Semester Pendek di Banana Inn, Setiabudhi (bab 2)

Oke, mari kita lanjutkan tulisan sebelumnya. Masih mengenai pengalaman saya menjalani salah satu episode kehidupan, yang saya beri judul, Semester Pendek di Banana Inn, Setiabudhi. Sekarang, saya ingin berbagi pengalaman lagi, masih.

Hairdryer juga punya batas atas (supremum)

Masih ada hubungan nya dengan kejadian saat saya berenang, atau lebih tepatnya, latihan ngambang. Secara logika, jika saya renang, pasti pakaian saya basah. Nah, harusnya, yang basah ini saya laundry, soalnya, kalau mau nyuci sendiri, selain ribet ngekum (apa bahasa Indonesianya ya? mungkin bisa disebut “mengubangkan pakaian“), ribet njemur, dan alasan klasik, males. Tapi, berkat kehebatan saya, saya lupa memasukan si pakaian-kotor-basah-bekas-dipakai-latihan-ngambang tersebut ke plastik laundry. Dan sialnya, saya sudah tidak punya celana layak pakai lagi, untuk futsal maksudnya. Akhirnya, bakat menjadi McGyver saya muncul. Ada Hairdryer alias pengering rambut. Oke, Bagaimana kalau saya keringkan si pakaian-kotor-basah-bekas-dipakai-latihan-ngambang dengan hairdryer. Tapi, ada kesulitan, soalnya, si hairdryer ini musti dipencet tombol ON nya biar tetep menyala. Tak kurang akal, saya ikat saja, tak ada tali, plastik kresek pun jadi. Nah, sukses. Berikut buktinya :

Manfaat lain hairdryer
Manfaat lain hairdryer
Me and my hairdryer
Me and my hairdryer

Oh iya, ternyata, tak lama setelah dibegitukan oleh saya, hairdryer tersebut mati. Panik dong… Kalau disuruh ganti, tewas. Mahal lah. Ok, langkah pertama, pura-pura tidak tahu. Eh, gak tahunya, beberapa saat kemudian, bisa nyala lagi. Coba lagi dong… Eh, mati lagi. Akhirnya, secara deduktif, saya menyimpulkan secara sepihak bahwa si haurdryer itu mati bukan karena saya, melainkan gara-gara kepanasan. Minimal, saya nemu kambing hitam atas kejadian ini.

Soundtrack

Jika Anda mengunjungi Banana Inn, pasti akan rada terasa suasana Sundanya. Hal ini dikarenakan, ada semacam soundtrack yang berisi musik instrumental (halah) khas Sunda. Tapi, seandainya Anda mendengar soundtrack tersebut secara kontinu dan non-stop selama 2 minggu, bisa kena penyakit Anti-Bunyi-Toet-Toet… Benar-benar annoying lah.

Nasib naas dua lusin gelas

Di ruang kelas kami, yang hampir setengah hari kami ada di dalamnya, ada beberapa gelas bening, mungkin dua lusin.
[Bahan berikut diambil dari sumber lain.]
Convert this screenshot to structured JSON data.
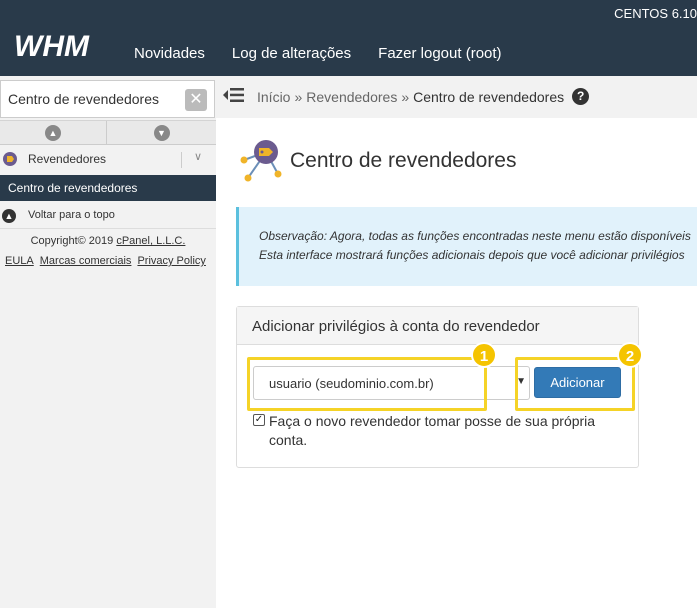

Pada awalnya, gelas ini berisi air putih yang biasa diminum. Lama kelamaan, kami menyadari, ada yang aneh dengan gelas tersebut. Kenapa ? Karena, pada saat merasa bosan, kami melakukan percobaan fisika dengan gelas tersebut, yaitu resonansi. Kan, kalau kita memuter-muterkan jari kita di bibir gelas, akan terdengar suara yang jauh lebih enak dari pada soundtrack di atas. Tapi, jari kami harus dibasahi terlebih dahulu, agar lebih wow… Yah, secara bawah sadar, kami mengobokan jari kami. Sambil berfikir, pasti diganti keesokan harinya. Namun, makin hari, makin terasa aneh. Dengan dilandasi rasa praduga tak bersalah, kami menandai gelas-gelas tersebut. Dengan spidol permanen, dengan rambut, dengan spidol permanen, dan ada pula yang mengisinya dengan gula atau creamer.
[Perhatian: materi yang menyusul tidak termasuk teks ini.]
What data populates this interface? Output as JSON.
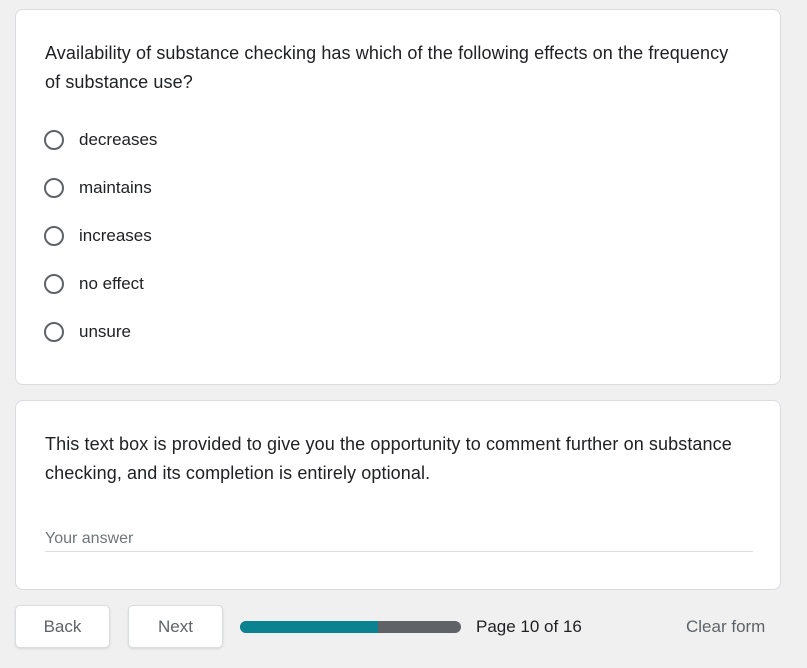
{
  "question1": {
    "text": "Availability of substance checking has which of the following effects on the frequency of substance use?",
    "options": [
      {
        "label": "decreases",
        "selected": false
      },
      {
        "label": "maintains",
        "selected": false
      },
      {
        "label": "increases",
        "selected": false
      },
      {
        "label": "no effect",
        "selected": false
      },
      {
        "label": "unsure",
        "selected": false
      }
    ]
  },
  "question2": {
    "text": "This text box is provided to give you the opportunity to comment further on substance checking, and its completion is entirely optional.",
    "answer_placeholder": "Your answer",
    "answer_value": ""
  },
  "navigation": {
    "back_label": "Back",
    "next_label": "Next",
    "current_page": 10,
    "total_pages": 16,
    "page_indicator": "Page 10 of 16",
    "progress_fraction": 0.625,
    "clear_label": "Clear form"
  },
  "colors": {
    "progress_fill": "#0b8290",
    "progress_track": "#5f6368",
    "background": "#f0f0f0"
  }
}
Namun, praduga tak bersalah merupakan pengandaian yang salah, keesokan harinya, masih ada. Gila, jadi, selama ini, maksud saya, sebelum melakukan praduga tak bersalah, beberapa dari kami telah minum air kobokan kami sendiri. What the What.

Pak Djoko datang, Pak Djoko malang

Hari kamis, pekan ke dua, pada jam kombinatorik, dosen yang mengajar adalah Pak Djoko. Beliau dulu pernah menjadi dosen kalkulus saya saat TPB. Dan, beliau orangnya gokil… Gaul lah…
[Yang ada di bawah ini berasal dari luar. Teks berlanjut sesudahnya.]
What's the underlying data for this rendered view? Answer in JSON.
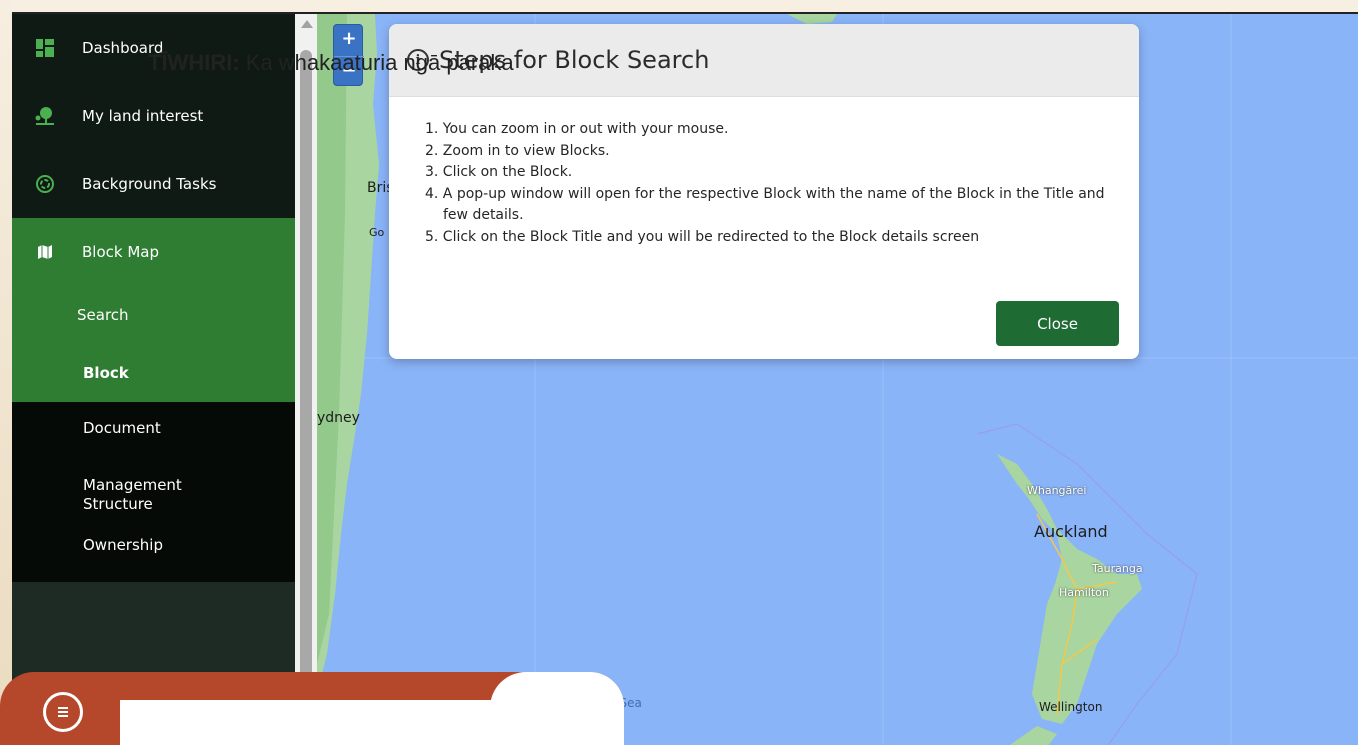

Seperti biasa, beliau rada telat. Dan saya sudah maklum. Bahkan, kadang, saat saya masih TPB, gak usah takut datang terlambat, pasti belum datang. Diawali dengan celotohan beliau mengenai HP nya yang sudah 2 hari ketinggal di rumah, dan beberapa lainnya. Saya susah menuliskannya, harus dengar langsung, biar bisa tersenyum simpul.

Nah, langsung saja…. Masih ada hubungannya dengan sub-bab sebelumnya. Pak Djoko pun kena sial. Pas hari itu, Kamis, kami sudah gak minum lagi air dari gelas tersebut, mending bawa sendiri. Tapim karena Pak Djoko belum tahu, ya sudah, tanpa cang-cing-cong, langsung minum saja. Apa daya, kami tidak sempat memberi tahu, (atau sengaja?). Terus, di sisa sesi, setelah tahu kalau air “kobokan”, beliau merasa ada yang ngganjel di kerongkongan. Wew… Kayaknya ada yang ngobok-ngobok tanpa cuci tangan ini.

Tapi, apapun itu, saya sudah seneng bisa diajar Pak Djoko lagi. Ini ada teman (baca : anak buah) saya yang mengabadikan momennya :

With or Without Pak Djoko

Keterangan foto:

Hadap Depan : Pak Djoko, Thoriq, Oscar, Aku, Hendra

Hadap Belakang : Satria, Agung, Rudi, Albert

Sekian dulu bab 2 nya. Nantikan bab 3 nya… More Kobra…

Iklan

8 comments

  1. weh….iku hasil karyaku(foto pak joko) cak!!!
    kug maen d publish tanpa izin c?????
    q laporin UU ITE ato ITS lhooo…
    AESEMMMM….maen anak buah lagi……

    • hahaha… sorry bung… makanya jangan sembarang up load di FB… baca note sebelum up load gak? Semua foto yang dipublish, bisa diambil siapa saja… eh, mbok tolong yang foto terakhir di upload juga….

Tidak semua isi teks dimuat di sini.